There are sites devoted to rating the “dental look”. According to Nurses.org, Figs is the top brand for scrubs, while YouTube offers hundreds of tutorials for “scrub reviews”. Actual sales from Figs and the pricier Italian brand Pastelli are not available but white scrubs remain Pastelli’s top seller.
Fashion enjoys co-opting a uniform and selling it back to us, often at a profit. In the last five years, catwalks – and the high street – have urged us to dress for the great outdoors (hiking wear or gorpcore as it became known), the great indoors (think tech bros in expensive grey hoodies), or simply with doors – in 2017, New York Magazine claimed we all want to look like architects, and the British high street followed suit.
But with the UK in the midst of an NHS “dental desert”, is this trend simply a case of scarcity value, of dressing not for the job you want, but for the treatment?
“I’m not surprised at all and I’d bet that social media has helped propagate this,” says Anjli Patel, a Derbyshire-based orthodontist and spokesperson for the British Orthodontist Society, pointing towards dental colleagues who post about their “Jordans” on Instagram.
“But it’s really about the [casualisation] of the industry. What I wear to work has changed enormously. Like every workplace, uniforms are out and comfort is in. The stuff we’re wearing is conducive to work but that much more wearable.” Patel sees a lot of Crocs “and I was sure they were for the garden”.
Patel mentions trousers with cuffed hems and “trackie b scrubs” that look like the sort of loungewear you might find at Arket but are from uniform suppliers such as Cherokee. For sunglasses, Euronda is the professional’s choice, though they bear a striking resemblance to the glasses worn by the musician Steve Lacy.
There are guidelines, though. “The main concern is cross-infection so whatever dentists wear to practice, they don’t wear in public,” says Anshu Sood, a specialist orthodontist. “Clothes need to be launderable, with slightly shortened sleeves so you don’t drag your sleeve across the patient, but otherwise it’s quite relaxed.”
Like most quirky trends, the key is in the styling. Worn head to toe, you risk looking Halloween-adjacent. Cherrypick certain elements – a lab coat or some white clogs – and no one would know you are actually wearing clinical-wear.
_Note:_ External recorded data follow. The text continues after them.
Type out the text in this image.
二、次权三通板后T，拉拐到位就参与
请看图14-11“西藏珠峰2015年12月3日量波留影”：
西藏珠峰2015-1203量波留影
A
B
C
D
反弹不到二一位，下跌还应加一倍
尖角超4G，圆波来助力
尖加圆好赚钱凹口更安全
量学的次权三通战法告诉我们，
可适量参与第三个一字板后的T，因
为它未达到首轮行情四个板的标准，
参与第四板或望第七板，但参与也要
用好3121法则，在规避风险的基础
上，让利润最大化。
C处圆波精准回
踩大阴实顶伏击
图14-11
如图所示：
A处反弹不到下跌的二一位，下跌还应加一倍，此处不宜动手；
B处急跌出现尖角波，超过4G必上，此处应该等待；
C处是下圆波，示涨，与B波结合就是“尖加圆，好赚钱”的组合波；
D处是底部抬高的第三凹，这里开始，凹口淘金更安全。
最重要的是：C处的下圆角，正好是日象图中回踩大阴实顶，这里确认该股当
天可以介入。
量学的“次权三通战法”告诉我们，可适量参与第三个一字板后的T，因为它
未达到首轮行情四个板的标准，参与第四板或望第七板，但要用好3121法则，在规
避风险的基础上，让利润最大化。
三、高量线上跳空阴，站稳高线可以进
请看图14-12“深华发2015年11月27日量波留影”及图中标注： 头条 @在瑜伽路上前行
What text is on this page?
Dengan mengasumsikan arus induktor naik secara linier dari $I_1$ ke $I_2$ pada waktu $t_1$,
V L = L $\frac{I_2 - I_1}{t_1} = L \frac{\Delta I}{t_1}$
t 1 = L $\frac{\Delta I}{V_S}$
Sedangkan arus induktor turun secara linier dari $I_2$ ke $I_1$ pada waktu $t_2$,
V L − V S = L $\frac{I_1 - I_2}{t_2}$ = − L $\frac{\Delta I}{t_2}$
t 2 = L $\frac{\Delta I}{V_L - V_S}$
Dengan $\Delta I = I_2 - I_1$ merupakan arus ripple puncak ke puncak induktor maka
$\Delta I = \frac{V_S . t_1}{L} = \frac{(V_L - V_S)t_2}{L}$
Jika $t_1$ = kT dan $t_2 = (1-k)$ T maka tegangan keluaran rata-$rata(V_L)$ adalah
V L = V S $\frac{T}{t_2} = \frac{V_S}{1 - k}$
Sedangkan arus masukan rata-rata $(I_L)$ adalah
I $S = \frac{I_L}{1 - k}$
The white lab coat in particular “means you could wear your own clothes underneath it and then simply pop it on and become someone else while still being yourself underneath,” adds Sood. “You know, like Superman.
“Before the pandemic, and certainly before the so-called [current dental] crisis, people took dentistry for granted, avoided it or put it off,” says Sood. “The NHS used to tell us that a uniform inspired clinical confidence, particularly given the reputation,” she says, referring to the theory of enclothed cognition, or the use of clothing to affect opinion. “Based on that, we tried to look the part.
“Now I think people are valuing our worth.”